Mas nem todos reagem assim. Um dos depoentes no documento, Anderson Salvador, conta que foi vítima de bullying na escola e não encontrou amparo na família. Ele relata que na infância, após uma atividade com tinta vermelha, retornou para casa com as unhas sujas e acabou apanhando do pai, que pensou que era esmalte. A mãe não o protegeu e, assim, o menino perdeu a confiança de contar para ela os ataques que sofria dos outros alunos por “ser diferente”. Agora adulto, “parece que não faço parte da minha família, sou um estranho”, diz Salvador, que deixa as lágrimas correrem pelo rosto enquanto revela a sua história.

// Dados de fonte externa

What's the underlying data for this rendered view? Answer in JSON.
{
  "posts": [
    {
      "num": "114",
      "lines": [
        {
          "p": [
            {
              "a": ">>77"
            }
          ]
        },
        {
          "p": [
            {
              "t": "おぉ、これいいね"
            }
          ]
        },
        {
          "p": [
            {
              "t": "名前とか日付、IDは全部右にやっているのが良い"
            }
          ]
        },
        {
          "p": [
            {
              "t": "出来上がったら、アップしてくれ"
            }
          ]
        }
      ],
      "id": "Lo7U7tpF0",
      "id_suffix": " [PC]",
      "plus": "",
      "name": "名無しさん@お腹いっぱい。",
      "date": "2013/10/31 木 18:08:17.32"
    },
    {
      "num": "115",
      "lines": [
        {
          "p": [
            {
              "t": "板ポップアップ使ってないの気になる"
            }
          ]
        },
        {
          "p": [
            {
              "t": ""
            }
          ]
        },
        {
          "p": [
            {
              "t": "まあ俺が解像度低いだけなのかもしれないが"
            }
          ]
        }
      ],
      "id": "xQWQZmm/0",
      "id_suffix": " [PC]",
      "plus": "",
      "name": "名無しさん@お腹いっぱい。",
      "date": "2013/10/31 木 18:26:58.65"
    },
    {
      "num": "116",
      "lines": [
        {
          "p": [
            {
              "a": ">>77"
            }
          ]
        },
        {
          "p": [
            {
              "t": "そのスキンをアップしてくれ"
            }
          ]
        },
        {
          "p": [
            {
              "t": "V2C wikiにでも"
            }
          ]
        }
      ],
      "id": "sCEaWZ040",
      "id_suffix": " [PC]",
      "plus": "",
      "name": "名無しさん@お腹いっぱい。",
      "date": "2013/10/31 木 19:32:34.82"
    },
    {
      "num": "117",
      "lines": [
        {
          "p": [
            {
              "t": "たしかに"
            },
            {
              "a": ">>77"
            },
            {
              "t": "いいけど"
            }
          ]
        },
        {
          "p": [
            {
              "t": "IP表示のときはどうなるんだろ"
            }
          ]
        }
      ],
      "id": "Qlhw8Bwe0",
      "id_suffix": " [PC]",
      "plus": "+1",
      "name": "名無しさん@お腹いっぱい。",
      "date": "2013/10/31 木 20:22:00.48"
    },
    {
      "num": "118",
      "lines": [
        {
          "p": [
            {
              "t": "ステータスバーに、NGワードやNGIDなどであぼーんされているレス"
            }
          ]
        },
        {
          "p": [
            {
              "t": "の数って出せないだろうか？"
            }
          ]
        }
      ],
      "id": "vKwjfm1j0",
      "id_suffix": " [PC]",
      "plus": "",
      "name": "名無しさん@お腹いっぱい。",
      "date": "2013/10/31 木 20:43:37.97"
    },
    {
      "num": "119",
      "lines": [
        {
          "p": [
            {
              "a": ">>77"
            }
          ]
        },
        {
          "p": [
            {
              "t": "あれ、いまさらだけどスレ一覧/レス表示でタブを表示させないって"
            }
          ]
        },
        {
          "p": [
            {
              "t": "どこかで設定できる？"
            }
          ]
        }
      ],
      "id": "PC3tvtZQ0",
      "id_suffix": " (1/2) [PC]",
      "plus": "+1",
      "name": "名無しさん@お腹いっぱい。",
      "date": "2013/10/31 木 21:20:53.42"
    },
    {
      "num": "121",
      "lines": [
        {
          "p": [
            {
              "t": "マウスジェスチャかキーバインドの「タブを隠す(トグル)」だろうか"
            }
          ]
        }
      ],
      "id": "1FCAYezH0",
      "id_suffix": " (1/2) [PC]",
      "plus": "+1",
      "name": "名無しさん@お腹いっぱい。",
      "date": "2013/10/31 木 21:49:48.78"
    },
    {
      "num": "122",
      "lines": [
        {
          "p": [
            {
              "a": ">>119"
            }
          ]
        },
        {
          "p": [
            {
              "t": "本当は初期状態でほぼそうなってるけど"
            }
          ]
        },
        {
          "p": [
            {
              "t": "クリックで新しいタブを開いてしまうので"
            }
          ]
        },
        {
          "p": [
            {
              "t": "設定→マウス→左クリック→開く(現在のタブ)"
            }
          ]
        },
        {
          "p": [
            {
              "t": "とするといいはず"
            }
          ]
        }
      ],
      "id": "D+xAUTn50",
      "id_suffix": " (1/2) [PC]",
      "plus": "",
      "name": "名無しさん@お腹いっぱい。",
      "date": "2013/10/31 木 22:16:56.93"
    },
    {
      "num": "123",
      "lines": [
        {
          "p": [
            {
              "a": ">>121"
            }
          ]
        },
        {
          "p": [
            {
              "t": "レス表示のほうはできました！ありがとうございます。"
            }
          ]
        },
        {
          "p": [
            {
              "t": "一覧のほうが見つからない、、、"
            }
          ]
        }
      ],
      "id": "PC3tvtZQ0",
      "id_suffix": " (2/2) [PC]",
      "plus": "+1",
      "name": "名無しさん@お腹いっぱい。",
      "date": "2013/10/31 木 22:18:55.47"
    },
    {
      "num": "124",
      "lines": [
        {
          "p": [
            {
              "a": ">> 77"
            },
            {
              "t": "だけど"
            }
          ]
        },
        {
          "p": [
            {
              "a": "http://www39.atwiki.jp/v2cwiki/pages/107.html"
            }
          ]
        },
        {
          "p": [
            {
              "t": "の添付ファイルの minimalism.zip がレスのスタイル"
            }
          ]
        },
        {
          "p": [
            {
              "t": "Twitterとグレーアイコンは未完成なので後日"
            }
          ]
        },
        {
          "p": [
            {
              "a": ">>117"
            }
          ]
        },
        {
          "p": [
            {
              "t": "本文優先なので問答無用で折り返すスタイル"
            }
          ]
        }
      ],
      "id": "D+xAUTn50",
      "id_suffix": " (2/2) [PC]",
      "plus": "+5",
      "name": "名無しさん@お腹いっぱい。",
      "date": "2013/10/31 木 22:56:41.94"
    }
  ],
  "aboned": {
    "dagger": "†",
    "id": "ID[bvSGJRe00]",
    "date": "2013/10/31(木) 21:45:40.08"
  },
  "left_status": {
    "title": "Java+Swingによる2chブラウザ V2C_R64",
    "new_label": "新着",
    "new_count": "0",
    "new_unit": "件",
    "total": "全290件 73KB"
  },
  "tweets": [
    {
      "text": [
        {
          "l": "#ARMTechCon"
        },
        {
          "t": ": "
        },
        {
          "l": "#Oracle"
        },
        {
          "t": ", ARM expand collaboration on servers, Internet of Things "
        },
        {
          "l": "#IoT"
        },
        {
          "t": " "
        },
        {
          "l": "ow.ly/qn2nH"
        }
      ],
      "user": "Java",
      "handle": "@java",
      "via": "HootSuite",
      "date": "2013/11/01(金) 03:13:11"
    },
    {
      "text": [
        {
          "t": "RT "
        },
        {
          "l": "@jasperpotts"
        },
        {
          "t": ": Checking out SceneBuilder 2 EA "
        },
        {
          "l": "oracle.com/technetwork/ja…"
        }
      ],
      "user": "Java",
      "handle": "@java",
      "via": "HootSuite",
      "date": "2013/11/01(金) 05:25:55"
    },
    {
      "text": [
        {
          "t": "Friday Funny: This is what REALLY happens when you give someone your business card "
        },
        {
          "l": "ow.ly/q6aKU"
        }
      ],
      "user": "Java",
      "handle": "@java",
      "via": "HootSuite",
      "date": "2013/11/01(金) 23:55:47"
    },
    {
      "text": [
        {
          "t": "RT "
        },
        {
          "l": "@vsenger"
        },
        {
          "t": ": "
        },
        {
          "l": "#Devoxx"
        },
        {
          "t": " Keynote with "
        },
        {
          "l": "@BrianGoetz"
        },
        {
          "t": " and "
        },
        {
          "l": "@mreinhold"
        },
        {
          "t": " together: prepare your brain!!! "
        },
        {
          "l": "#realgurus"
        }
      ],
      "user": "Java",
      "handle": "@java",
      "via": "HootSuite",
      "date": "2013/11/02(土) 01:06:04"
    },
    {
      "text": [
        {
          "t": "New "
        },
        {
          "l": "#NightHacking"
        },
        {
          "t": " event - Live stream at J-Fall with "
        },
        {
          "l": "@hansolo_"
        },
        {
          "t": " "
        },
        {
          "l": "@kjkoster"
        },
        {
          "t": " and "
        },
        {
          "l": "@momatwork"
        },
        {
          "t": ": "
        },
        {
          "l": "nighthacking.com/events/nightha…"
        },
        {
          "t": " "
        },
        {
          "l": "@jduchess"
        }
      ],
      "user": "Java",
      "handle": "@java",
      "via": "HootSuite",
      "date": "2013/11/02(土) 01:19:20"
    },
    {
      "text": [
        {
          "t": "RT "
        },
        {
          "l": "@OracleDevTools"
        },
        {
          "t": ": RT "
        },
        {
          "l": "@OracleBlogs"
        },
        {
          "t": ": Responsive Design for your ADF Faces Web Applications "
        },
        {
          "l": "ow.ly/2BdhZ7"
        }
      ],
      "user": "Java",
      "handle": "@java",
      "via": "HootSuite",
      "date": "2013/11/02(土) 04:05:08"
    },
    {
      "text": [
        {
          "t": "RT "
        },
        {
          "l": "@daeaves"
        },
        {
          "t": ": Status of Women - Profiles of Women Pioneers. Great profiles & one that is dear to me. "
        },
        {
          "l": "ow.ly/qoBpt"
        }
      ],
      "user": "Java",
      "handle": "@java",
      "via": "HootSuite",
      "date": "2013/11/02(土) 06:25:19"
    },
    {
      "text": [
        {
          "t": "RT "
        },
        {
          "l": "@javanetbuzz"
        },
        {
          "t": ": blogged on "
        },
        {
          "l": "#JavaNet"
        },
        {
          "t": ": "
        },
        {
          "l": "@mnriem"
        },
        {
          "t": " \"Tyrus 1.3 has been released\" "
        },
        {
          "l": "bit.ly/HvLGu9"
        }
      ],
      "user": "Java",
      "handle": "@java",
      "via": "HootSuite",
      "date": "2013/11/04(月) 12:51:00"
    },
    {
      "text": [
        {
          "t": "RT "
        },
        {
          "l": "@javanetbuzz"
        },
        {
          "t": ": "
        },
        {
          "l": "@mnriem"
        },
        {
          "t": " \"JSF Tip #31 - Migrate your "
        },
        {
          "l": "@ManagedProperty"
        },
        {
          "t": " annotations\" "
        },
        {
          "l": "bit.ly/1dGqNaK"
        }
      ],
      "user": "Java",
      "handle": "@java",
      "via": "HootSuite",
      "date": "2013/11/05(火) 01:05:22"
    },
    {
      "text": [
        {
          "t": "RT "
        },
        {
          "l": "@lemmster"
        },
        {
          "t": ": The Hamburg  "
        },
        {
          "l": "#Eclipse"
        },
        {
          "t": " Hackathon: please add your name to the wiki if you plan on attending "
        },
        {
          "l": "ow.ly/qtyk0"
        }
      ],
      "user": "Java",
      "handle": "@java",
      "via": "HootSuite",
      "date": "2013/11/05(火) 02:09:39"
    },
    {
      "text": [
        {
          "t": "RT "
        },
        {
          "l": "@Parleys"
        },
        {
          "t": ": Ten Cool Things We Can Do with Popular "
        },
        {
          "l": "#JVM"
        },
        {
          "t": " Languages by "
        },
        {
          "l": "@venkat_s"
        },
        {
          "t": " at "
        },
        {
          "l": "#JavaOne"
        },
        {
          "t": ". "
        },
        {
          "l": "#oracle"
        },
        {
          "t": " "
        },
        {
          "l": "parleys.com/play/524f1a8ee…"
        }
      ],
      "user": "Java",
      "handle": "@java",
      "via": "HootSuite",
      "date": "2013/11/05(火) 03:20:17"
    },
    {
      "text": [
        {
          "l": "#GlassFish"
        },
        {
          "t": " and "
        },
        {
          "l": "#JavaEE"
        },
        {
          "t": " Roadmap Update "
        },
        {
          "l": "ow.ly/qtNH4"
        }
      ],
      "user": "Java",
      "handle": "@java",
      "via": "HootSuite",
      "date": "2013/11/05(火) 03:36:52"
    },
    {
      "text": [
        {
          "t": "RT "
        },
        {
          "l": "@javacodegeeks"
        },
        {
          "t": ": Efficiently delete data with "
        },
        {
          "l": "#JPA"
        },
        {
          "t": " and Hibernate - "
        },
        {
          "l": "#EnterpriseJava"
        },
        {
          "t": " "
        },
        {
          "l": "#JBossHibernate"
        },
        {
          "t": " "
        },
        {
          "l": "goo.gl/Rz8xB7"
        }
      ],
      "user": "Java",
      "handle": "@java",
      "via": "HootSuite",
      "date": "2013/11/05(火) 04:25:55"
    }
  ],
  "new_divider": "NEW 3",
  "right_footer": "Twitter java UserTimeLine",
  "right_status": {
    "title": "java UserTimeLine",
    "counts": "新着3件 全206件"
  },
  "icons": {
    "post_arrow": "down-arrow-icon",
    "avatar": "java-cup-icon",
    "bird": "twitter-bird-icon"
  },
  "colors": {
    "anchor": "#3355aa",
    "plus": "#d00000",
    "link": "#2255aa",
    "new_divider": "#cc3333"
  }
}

“O bullying, para mim, é algo que não se faz, é algo que machuca. Você não tem a dimensão da ferida que vai abrir em uma pessoa, você não tem dimensão do que isso vai causar. Podem pensar: é uma criança, ela vai esquecer. Não, ela não vai esquecer, é pior ainda quando é uma criança. Parece que toda vez que tenho que falar sobre o que sofri com 8 anos de idade, é como se estivesse sofrendo agora”, relata Camila Benetasso. “O bullying te mata aos poucos, vai lhe corroendo por dentro”, completa Camila, que se cortava, como uma válvula de escape para a situação de opressão e depressão.
Cartilha
“A prevenção e o combate ao bullying nas escolas devem ser permanentes. Antigamente, o bullying era considerado uma brincadeira, o que não é. Ele deixa marcas sérias”, afirmou o secretário municipal de Educação, José Tadeu Jorge, ao lançar a cartilha no auditório da Escola Estadual Carlos Gomes, no Dia Mundial de Combate ao Bullying. O guia foi distribuído para as escolas municipais.

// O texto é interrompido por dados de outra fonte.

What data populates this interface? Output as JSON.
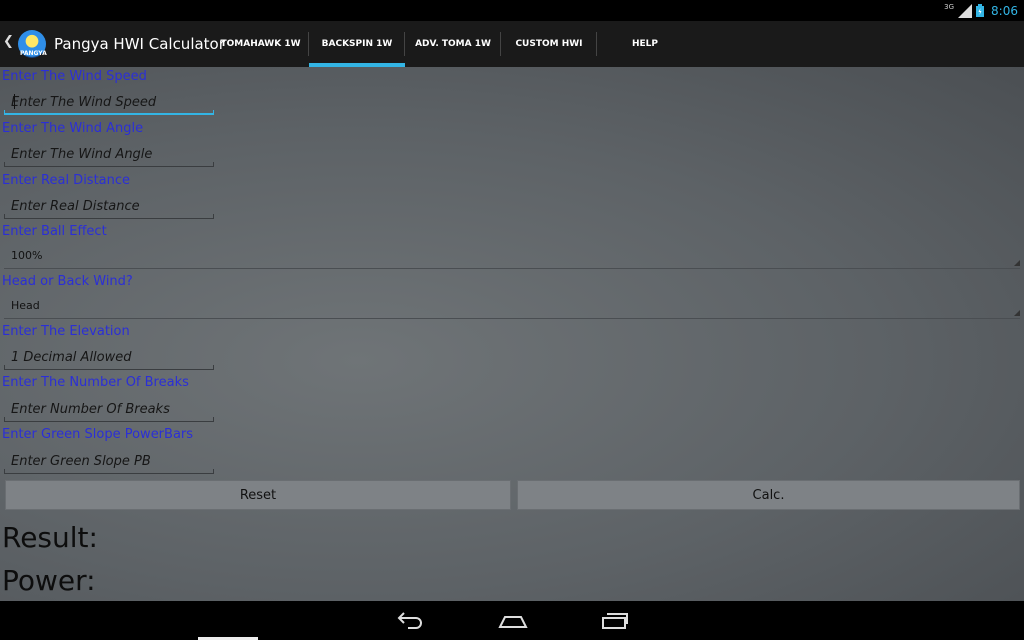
{
  "status_bar": {
    "network": "3G",
    "time": "8:06",
    "colors": {
      "accent": "#33b5e5"
    }
  },
  "action_bar": {
    "title": "Pangya HWI Calculator",
    "logo_text": "PANGYA",
    "tabs": [
      {
        "label": "TOMAHAWK 1W",
        "active": false
      },
      {
        "label": "BACKSPIN 1W",
        "active": true
      },
      {
        "label": "ADV. TOMA 1W",
        "active": false
      },
      {
        "label": "CUSTOM HWI",
        "active": false
      },
      {
        "label": "HELP",
        "active": false
      }
    ]
  },
  "form": {
    "wind_speed": {
      "label": "Enter The Wind Speed",
      "placeholder": "Enter The Wind Speed",
      "value": ""
    },
    "wind_angle": {
      "label": "Enter The Wind Angle",
      "placeholder": "Enter The Wind Angle",
      "value": ""
    },
    "real_distance": {
      "label": "Enter Real Distance",
      "placeholder": "Enter Real Distance",
      "value": ""
    },
    "ball_effect": {
      "label": "Enter Ball Effect",
      "selected": "100%"
    },
    "wind_direction": {
      "label": "Head or Back Wind?",
      "selected": "Head"
    },
    "elevation": {
      "label": "Enter The Elevation",
      "placeholder": "1 Decimal Allowed",
      "value": ""
    },
    "breaks": {
      "label": "Enter The Number Of Breaks",
      "placeholder": "Enter Number Of Breaks",
      "value": ""
    },
    "green_slope": {
      "label": "Enter Green Slope PowerBars",
      "placeholder": "Enter Green Slope PB",
      "value": ""
    }
  },
  "buttons": {
    "reset": "Reset",
    "calc": "Calc."
  },
  "output": {
    "result_label": "Result:",
    "power_label": "Power:"
  },
  "colors": {
    "label_blue": "#2b2fd6",
    "tab_indicator": "#33b5e5"
  }
}
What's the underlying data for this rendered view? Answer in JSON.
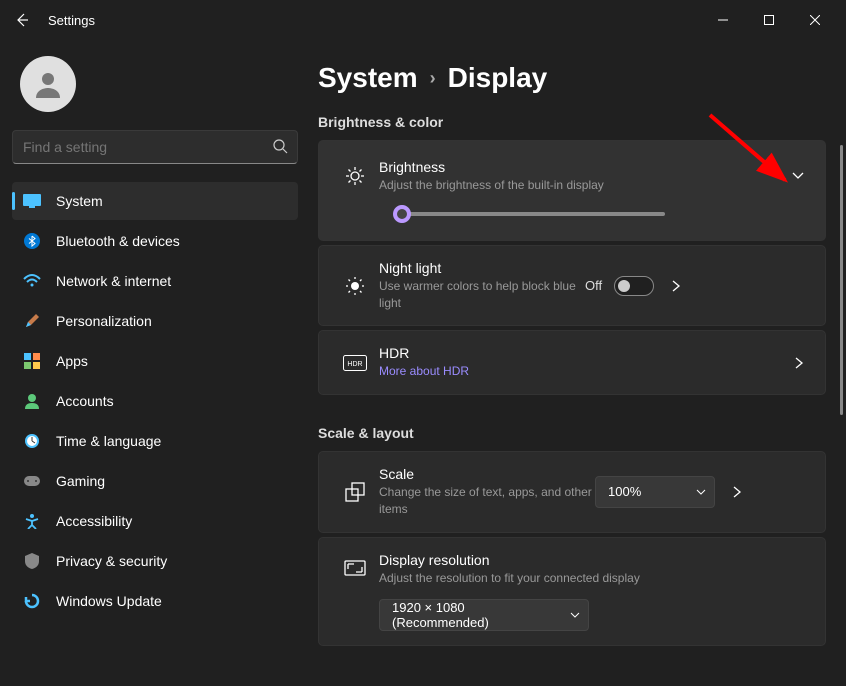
{
  "window": {
    "title": "Settings"
  },
  "search": {
    "placeholder": "Find a setting"
  },
  "nav": {
    "items": [
      {
        "label": "System"
      },
      {
        "label": "Bluetooth & devices"
      },
      {
        "label": "Network & internet"
      },
      {
        "label": "Personalization"
      },
      {
        "label": "Apps"
      },
      {
        "label": "Accounts"
      },
      {
        "label": "Time & language"
      },
      {
        "label": "Gaming"
      },
      {
        "label": "Accessibility"
      },
      {
        "label": "Privacy & security"
      },
      {
        "label": "Windows Update"
      }
    ]
  },
  "breadcrumb": {
    "parent": "System",
    "current": "Display"
  },
  "sections": {
    "brightness_color": "Brightness & color",
    "scale_layout": "Scale & layout"
  },
  "cards": {
    "brightness": {
      "title": "Brightness",
      "desc": "Adjust the brightness of the built-in display"
    },
    "nightlight": {
      "title": "Night light",
      "desc": "Use warmer colors to help block blue light",
      "state": "Off"
    },
    "hdr": {
      "title": "HDR",
      "link": "More about HDR"
    },
    "scale": {
      "title": "Scale",
      "desc": "Change the size of text, apps, and other items",
      "value": "100%"
    },
    "resolution": {
      "title": "Display resolution",
      "desc": "Adjust the resolution to fit your connected display",
      "value": "1920 × 1080 (Recommended)"
    }
  }
}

“O bullying começa dentro de casa, porque as pessoas acham que estão fazendo uma brincadeira. A criança, o adolescente reproduz o que os adultos fazem na sociedade”, disse o coordenador de Prevenção ao Combate ao Bullying nas Escolas da Secretaria de Educação, Mário Marcelo Ramos. De acordo com ele, o manual vai complementar um trabalho contínuo que envolve os estudantes, suas famílias, funcionários e a equipe de gestão dos estabelecimentos de ensino. A ação abrange atividades preventivas, de identificação e apoio aos envolvidos nos casos de violência.
Para o promotor da Infância e Juventude, Rodrigo Augusto Oliveira, as ações contra o bullying devem ser baseadas no conceito de Justiça Restaurativa, que envolve a vítima, o agressor e outros indivíduos normalmente que atuam como agentes facilitadores.

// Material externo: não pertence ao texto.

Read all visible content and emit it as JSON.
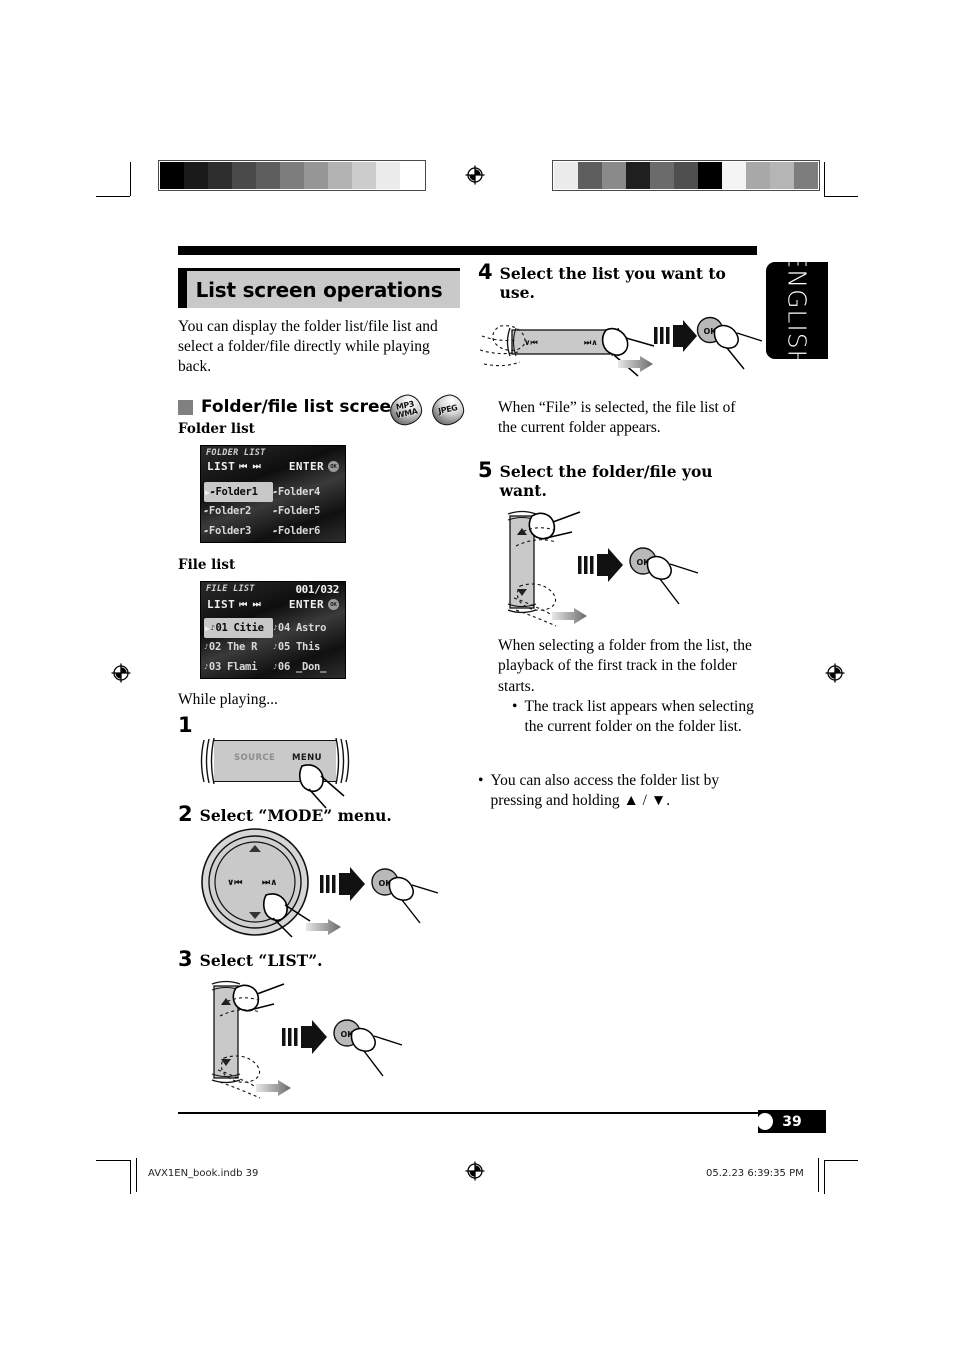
{
  "section": {
    "title": "List screen operations",
    "intro": "You can display the folder list/file list and select a folder/file directly while playing back.",
    "subheading": "Folder/file list screens",
    "folder_list_label": "Folder list",
    "file_list_label": "File list",
    "while_playing": "While playing..."
  },
  "badges": [
    {
      "name": "mp3-wma-badge",
      "line1": "MP3",
      "line2": "WMA"
    },
    {
      "name": "jpeg-badge",
      "line1": "JPEG",
      "line2": ""
    }
  ],
  "folder_screen": {
    "tag": "FOLDER LIST",
    "count": "",
    "list_label": "LIST",
    "nav_icons": "⏮ ⏭",
    "enter_label": "ENTER",
    "ok_icon": "OK",
    "cursor": "▶",
    "items": [
      {
        "prefix": "▰",
        "text": "Folder1",
        "selected": true
      },
      {
        "prefix": "▰",
        "text": "Folder4",
        "selected": false
      },
      {
        "prefix": "▰",
        "text": "Folder2",
        "selected": false
      },
      {
        "prefix": "▰",
        "text": "Folder5",
        "selected": false
      },
      {
        "prefix": "▰",
        "text": "Folder3",
        "selected": false
      },
      {
        "prefix": "▰",
        "text": "Folder6",
        "selected": false
      }
    ]
  },
  "file_screen": {
    "tag": "FILE LIST",
    "count": "001/032",
    "list_label": "LIST",
    "nav_icons": "⏮ ⏭",
    "enter_label": "ENTER",
    "ok_icon": "OK",
    "cursor": "▶",
    "items": [
      {
        "prefix": "♪",
        "text": "01 Citie",
        "selected": true
      },
      {
        "prefix": "♪",
        "text": "04 Astro",
        "selected": false
      },
      {
        "prefix": "♪",
        "text": "02 The R",
        "selected": false
      },
      {
        "prefix": "♪",
        "text": "05 This",
        "selected": false
      },
      {
        "prefix": "♪",
        "text": "03 Flami",
        "selected": false
      },
      {
        "prefix": "♪",
        "text": "06 _Don_",
        "selected": false
      }
    ]
  },
  "steps": [
    {
      "num": "1",
      "caption": ""
    },
    {
      "num": "2",
      "caption": "Select “MODE” menu."
    },
    {
      "num": "3",
      "caption": "Select “LIST”."
    },
    {
      "num": "4",
      "caption": "Select the list you want to use."
    },
    {
      "num": "5",
      "caption": "Select the folder/file you want."
    }
  ],
  "faceplate": {
    "source_label": "SOURCE",
    "menu_label": "MENU"
  },
  "controls": {
    "ok_label": "OK",
    "left_cluster": "∨⏮",
    "right_cluster": "⏭∧",
    "up_arrow": "▲",
    "down_arrow": "▼"
  },
  "notes": {
    "after_step4": "When “File” is selected, the file list of the current folder appears.",
    "after_step5": "When selecting a folder from the list, the playback of the first track in the folder starts.",
    "after_step5_bullet": "The track list appears when selecting the current folder on the folder list.",
    "bullet_dot": "•",
    "final_bullet": "You can also access the folder list by pressing and holding ▲ / ▼."
  },
  "side_tab": {
    "label": "ENGLISH"
  },
  "page_number": "39",
  "footer": {
    "file": "AVX1EN_book.indb   39",
    "timestamp": "05.2.23   6:39:35 PM"
  },
  "calibration": {
    "left_swatches": [
      "#000000",
      "#1a1a1a",
      "#2e2e2e",
      "#4a4a4a",
      "#5e5e5e",
      "#7d7d7d",
      "#969696",
      "#b3b3b3",
      "#cccccc",
      "#ececec",
      "#ffffff"
    ],
    "right_swatches": [
      "#ececec",
      "#5e5e5e",
      "#8a8a8a",
      "#1f1f1f",
      "#6b6b6b",
      "#4f4f4f",
      "#000000",
      "#f4f4f4",
      "#a8a8a8",
      "#b5b5b5",
      "#7d7d7d"
    ]
  }
}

“É preciso que se respire a democracia e haja diálogo. Essas coisas vivem juntas”, afirmou, explicando que é necessário respeitar, aceitar e saber viver com as diferentes pessoas que formam os grupos sociais. Segundo o promotor, “a sociedade pode se desintegrar” quando isso não ocorre. “Para a melhoria da sociedade, é preciso que esse trabalho seja integrado, para promover uma infância e juventude saudáveis”, afirmou o juiz da Vara da Infância e Juventude de Campinas, Marcelo da Cunha Bergo.
O coordenador do Comitê Intersetorial pela Primeira Infância Campineira (PIC), Thiago Ferrari, considera ser importante promover diálogos positivos e “relacionar esses planos com o que queremos da sociedade”. Para ele, as ações passam por promover a inclusão e respeito para evitar as situações de conflito na sociedade.
Porém, a falta de tolerância também levou os ataques para o mundo virtual. Uma pesquisa da Microsoft aponta que cerca de 43% dos entrevistados brasileiros estiveram envolvidos em incidentes de bullying na internet, o chamado cyberbullying. Realizado em maio de 2020, em 32 países, inclusive o Brasil, o levantamento mensurou o comportamento e a percepção de adolescentes (entre 13 e 17 anos) e adultos (de 18 a 74 anos) na internet. Os mais afetados pelas más condutas online foram os indivíduos das gerações Z (nascidos entre 1995 e 2010) e millennials (nascidos entre 1985 e 2000).